Content – Aim of the course
Data science is quite a modern term, which has emerged from previous ones like Knowledge Discovery in Databases or Data Mining and deals with search, understanding and utilization of big data. Considering that biotechnology can be defined as “any technological application that uses biological systems, live organisms and their products in order to develop products or processes for specific uses”, the technological elements that it utilizes in its mission (mathematics, statistics, information technology, data availability etc.) evolve and one of them is data science. Moreover, since all the companies in the biotechnology industry rely on data and on the information technologies, a scientist in this domain must hold competencies that deal with data science.

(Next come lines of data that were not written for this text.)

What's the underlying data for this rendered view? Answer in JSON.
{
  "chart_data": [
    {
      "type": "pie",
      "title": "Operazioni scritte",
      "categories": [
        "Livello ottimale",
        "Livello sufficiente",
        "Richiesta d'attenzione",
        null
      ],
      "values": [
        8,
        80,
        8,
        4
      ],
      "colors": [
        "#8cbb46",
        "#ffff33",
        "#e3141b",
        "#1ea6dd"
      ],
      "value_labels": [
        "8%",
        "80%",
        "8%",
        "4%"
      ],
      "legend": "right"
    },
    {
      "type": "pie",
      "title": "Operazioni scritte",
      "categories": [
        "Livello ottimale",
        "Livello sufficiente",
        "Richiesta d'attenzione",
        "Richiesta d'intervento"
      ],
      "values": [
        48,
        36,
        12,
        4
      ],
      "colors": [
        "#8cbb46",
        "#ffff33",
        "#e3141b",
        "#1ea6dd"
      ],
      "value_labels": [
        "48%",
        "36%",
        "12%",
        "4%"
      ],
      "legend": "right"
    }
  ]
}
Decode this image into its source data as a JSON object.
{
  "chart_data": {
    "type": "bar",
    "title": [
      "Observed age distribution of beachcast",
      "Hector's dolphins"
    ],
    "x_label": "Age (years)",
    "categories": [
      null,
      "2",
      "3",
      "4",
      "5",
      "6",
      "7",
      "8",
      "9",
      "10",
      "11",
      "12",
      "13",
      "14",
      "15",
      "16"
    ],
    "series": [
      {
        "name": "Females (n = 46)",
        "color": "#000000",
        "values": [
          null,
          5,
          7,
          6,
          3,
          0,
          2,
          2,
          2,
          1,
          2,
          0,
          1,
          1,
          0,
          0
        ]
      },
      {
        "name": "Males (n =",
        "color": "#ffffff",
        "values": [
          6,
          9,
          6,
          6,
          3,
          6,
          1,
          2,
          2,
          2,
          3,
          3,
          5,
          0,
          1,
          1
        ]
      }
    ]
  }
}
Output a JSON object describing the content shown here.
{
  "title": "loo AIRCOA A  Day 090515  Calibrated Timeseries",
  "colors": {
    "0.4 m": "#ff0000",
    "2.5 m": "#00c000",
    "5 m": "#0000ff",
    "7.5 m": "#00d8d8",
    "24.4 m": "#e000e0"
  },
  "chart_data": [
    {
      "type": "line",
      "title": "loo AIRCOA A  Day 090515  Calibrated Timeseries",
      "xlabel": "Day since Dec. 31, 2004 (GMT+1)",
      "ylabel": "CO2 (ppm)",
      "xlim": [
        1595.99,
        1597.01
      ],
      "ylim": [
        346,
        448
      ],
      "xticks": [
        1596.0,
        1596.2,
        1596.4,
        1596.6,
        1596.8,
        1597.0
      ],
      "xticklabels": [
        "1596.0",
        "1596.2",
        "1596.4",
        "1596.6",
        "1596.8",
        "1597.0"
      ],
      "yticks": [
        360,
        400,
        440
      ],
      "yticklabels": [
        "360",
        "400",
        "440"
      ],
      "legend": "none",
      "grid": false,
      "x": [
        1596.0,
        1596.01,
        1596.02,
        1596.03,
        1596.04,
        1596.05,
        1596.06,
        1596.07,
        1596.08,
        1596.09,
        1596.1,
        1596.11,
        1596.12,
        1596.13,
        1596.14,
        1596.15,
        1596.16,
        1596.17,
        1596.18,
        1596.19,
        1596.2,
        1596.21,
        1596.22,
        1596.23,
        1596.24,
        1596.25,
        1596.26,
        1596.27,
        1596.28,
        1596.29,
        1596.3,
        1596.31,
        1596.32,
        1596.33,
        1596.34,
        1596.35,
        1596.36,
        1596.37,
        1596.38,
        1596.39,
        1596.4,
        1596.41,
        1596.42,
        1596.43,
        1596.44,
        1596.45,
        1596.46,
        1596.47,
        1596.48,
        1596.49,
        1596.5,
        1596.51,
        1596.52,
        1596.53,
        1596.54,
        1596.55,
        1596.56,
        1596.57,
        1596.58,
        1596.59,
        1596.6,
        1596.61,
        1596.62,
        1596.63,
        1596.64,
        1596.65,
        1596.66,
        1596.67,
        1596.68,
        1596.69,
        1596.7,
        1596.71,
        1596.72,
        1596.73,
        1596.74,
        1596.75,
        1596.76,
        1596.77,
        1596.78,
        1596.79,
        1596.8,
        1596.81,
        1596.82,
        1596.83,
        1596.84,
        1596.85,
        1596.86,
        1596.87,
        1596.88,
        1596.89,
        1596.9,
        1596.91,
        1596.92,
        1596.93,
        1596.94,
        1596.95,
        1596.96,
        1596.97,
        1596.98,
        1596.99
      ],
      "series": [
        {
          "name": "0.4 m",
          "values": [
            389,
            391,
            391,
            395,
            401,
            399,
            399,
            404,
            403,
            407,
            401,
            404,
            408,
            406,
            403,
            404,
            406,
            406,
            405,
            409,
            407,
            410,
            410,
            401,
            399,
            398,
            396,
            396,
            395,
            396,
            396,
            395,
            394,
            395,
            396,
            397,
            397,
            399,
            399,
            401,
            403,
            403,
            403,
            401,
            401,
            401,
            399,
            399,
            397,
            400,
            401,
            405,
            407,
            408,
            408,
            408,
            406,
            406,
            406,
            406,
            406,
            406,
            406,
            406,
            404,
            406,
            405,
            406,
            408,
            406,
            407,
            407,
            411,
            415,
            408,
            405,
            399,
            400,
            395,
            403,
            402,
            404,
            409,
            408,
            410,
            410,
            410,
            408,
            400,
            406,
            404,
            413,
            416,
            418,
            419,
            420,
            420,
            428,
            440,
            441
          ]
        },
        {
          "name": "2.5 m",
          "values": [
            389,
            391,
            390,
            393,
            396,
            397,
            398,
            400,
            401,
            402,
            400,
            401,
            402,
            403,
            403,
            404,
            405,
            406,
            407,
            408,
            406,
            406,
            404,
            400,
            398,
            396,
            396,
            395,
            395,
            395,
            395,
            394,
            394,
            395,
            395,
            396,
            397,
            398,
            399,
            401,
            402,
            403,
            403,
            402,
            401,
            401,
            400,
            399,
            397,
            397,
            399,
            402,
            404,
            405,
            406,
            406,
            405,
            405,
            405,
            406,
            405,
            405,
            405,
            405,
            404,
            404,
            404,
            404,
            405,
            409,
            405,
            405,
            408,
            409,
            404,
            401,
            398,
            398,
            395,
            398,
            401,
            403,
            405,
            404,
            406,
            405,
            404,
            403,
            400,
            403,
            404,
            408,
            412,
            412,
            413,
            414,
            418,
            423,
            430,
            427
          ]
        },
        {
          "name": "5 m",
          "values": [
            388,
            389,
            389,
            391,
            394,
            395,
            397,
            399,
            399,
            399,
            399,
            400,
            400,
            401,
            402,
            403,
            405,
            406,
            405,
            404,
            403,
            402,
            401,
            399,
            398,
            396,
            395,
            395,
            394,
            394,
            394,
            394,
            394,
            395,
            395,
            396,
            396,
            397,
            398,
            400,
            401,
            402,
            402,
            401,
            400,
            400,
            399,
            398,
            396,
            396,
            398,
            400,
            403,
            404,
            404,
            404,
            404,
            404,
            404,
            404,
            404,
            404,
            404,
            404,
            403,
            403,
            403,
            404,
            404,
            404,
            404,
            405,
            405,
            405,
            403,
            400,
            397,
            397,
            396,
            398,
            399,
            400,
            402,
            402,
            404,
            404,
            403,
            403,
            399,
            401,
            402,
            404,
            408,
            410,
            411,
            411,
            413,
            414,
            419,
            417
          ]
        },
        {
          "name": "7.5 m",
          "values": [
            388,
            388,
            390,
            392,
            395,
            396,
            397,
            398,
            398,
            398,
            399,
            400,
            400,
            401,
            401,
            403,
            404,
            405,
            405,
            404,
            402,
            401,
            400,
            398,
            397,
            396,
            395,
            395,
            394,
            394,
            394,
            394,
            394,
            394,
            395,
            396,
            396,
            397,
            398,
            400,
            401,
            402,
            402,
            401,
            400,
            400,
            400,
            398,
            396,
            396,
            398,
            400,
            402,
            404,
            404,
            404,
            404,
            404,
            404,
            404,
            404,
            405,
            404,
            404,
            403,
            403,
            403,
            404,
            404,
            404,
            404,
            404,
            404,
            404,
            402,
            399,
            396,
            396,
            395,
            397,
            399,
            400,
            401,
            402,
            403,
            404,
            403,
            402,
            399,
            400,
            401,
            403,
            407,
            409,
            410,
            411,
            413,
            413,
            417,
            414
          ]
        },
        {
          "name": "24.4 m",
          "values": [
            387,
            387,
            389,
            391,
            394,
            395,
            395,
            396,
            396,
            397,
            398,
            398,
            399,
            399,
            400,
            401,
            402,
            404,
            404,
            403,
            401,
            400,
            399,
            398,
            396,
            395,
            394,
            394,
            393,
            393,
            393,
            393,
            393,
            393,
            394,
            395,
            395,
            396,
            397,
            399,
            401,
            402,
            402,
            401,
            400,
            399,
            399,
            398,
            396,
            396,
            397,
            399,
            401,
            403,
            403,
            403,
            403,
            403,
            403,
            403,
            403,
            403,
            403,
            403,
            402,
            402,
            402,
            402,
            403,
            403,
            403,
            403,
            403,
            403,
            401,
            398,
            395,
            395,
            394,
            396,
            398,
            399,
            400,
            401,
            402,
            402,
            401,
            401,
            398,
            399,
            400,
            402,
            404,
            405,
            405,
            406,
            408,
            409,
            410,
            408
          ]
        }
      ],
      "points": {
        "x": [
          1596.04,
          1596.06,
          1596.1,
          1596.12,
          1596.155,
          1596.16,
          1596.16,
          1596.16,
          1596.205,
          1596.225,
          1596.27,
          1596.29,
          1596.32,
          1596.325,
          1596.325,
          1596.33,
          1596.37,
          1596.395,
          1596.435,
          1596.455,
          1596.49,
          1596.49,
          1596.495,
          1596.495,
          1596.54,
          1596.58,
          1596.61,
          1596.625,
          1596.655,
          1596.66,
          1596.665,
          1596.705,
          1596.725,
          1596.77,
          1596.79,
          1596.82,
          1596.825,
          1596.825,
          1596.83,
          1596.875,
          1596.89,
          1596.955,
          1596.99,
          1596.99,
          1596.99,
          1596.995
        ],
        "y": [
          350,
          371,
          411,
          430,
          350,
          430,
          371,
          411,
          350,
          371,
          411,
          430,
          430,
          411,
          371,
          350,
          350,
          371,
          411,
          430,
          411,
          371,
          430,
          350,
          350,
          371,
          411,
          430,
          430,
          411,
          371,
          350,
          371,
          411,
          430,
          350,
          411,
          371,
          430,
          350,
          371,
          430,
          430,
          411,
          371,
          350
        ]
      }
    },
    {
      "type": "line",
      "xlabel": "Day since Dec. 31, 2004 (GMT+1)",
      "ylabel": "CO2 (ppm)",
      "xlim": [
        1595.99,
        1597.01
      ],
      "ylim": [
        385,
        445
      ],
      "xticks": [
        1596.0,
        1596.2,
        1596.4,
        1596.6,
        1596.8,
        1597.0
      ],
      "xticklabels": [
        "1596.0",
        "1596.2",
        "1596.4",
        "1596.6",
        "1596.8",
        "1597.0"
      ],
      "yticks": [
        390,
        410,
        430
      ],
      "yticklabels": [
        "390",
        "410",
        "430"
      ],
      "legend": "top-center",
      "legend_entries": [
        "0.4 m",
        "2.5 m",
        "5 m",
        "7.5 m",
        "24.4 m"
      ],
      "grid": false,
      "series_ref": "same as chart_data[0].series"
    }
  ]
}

Moreover, since biotechnologists are researchers that apply statistics in biology, they are data scientists too. Both biotechnologists and data scientists are experts in research design (experimental, pre-experimental and quasi-experimental) and in this respect they are familiar with the triplet: mathematics, statistics (biostatistics) and programming. They collect vast amounts of data from the dynamic systems of the molecular world, analyze them in detail so that they will be able to define the factors that they will possibly require computational power. As such, biotechnologists learn to use software tools like R and Python, and to collect and analyze data from databases, which according to recent studies from head-hunters (Glassdoor) will enable them to enter competitive areas in the labor market.
This course has a double objective: first to offer the theoretical background and the technical skills regarding data science and second, to make students understand how they can utilize data (i.e., biological data) and produce predictive models in biotechnology.